I bought my kittens a new scratch post for the upstairs and they love it and now spend most evenings upstairs on it.

My friends think it's a little excessive haha! What do you think?


----------



## Tidgy (Jun 30, 2010)

been thinking about getting one of these for porthos lol


----------



## Charity (Apr 17, 2013)

Looks great, lucky kittens, they'll love it.


----------



## lillyfish (Apr 4, 2013)

Looks great! You can't get a big enough cat tree, they love them!


----------



## Bray (Apr 17, 2013)

I think thats brilliant!! Not excessive at all


----------



## Bonobosoph (May 8, 2013)

Wowee! Where did you get it from? I must get one of those!
My piddly little discount shop scratching post is shameful compared to that castle. :001_tt1:


----------



## Bray (Apr 17, 2013)

Try Zooplus bonobosoph they have a fair few deals on. 
Cat Trees & Cat Scratching Posts: Free P&P on orders £19+ at zooplus!


----------



## Bonobosoph (May 8, 2013)

Bray said:


> Try Zooplus bonobosoph they have a fair few deals on.
> Cat Trees & Cat Scratching Posts: Free P&P on orders £19+ at zooplus!

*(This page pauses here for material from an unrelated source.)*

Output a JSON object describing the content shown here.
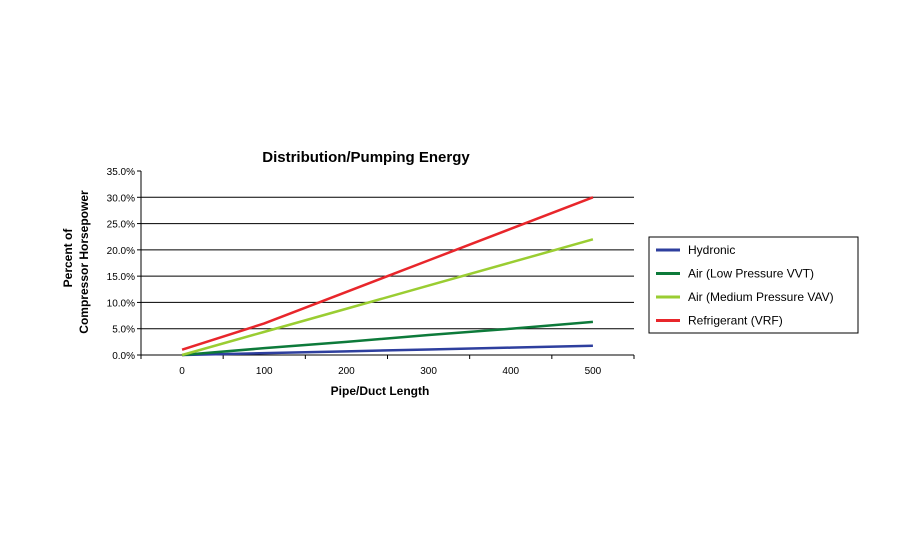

Thanks for that! It shall certainly be a future investment. :thumbup:


----------



## Bray (Apr 17, 2013)

No probs. I bought Beau one that's as tall as me (5ft4) for £40 and he absolutely loves it x


----------



## Jduh (Apr 2, 2013)

I got this one on Ebay. Kittens love it and sleep on the highest tier every night!


----------



## GingerJasper (Oct 29, 2012)

I think its the perfect size. I want to get one that size just have to work out how to smuggle it in and then suggest that its been there for ages.


----------



## Tangerine (May 10, 2013)

Excessive is your media library!  
This castle is just perfect. Well done!


----------



## misseskimo (Apr 15, 2013)

That looks great! Bet they love it! I'm a bit of a tree freak, have 3 now! I just bought a new one last month which is essentially from Zooplus, so can also give my two thumbs up for them! But my other one was from Ebay also, and my girls love(d) it! 

NB. Oh, and I'm jealous of your DVD library! Mine are kinda building up in the spare room as I ran out of room in the cabinet! Hehe


----------



## Dave the Brave (May 27, 2013)

That looks awesome. I'm definitely going to get one of that size for Dave! They're not even very expensive 

Just ordered this one:

http://www.zooplus.co.uk/shop/cats/scratching_posts/large/large_cat_trees_height_180_cm/84900

Excited for it to come!

Thanks for the inspiration ^_^


----------



## Kimbles38 (Jun 9, 2013)

Wow that certainly is a castle.
What lucky babies you have.


----------



## Tessah (Jun 19, 2013)

Nice they will love it


----------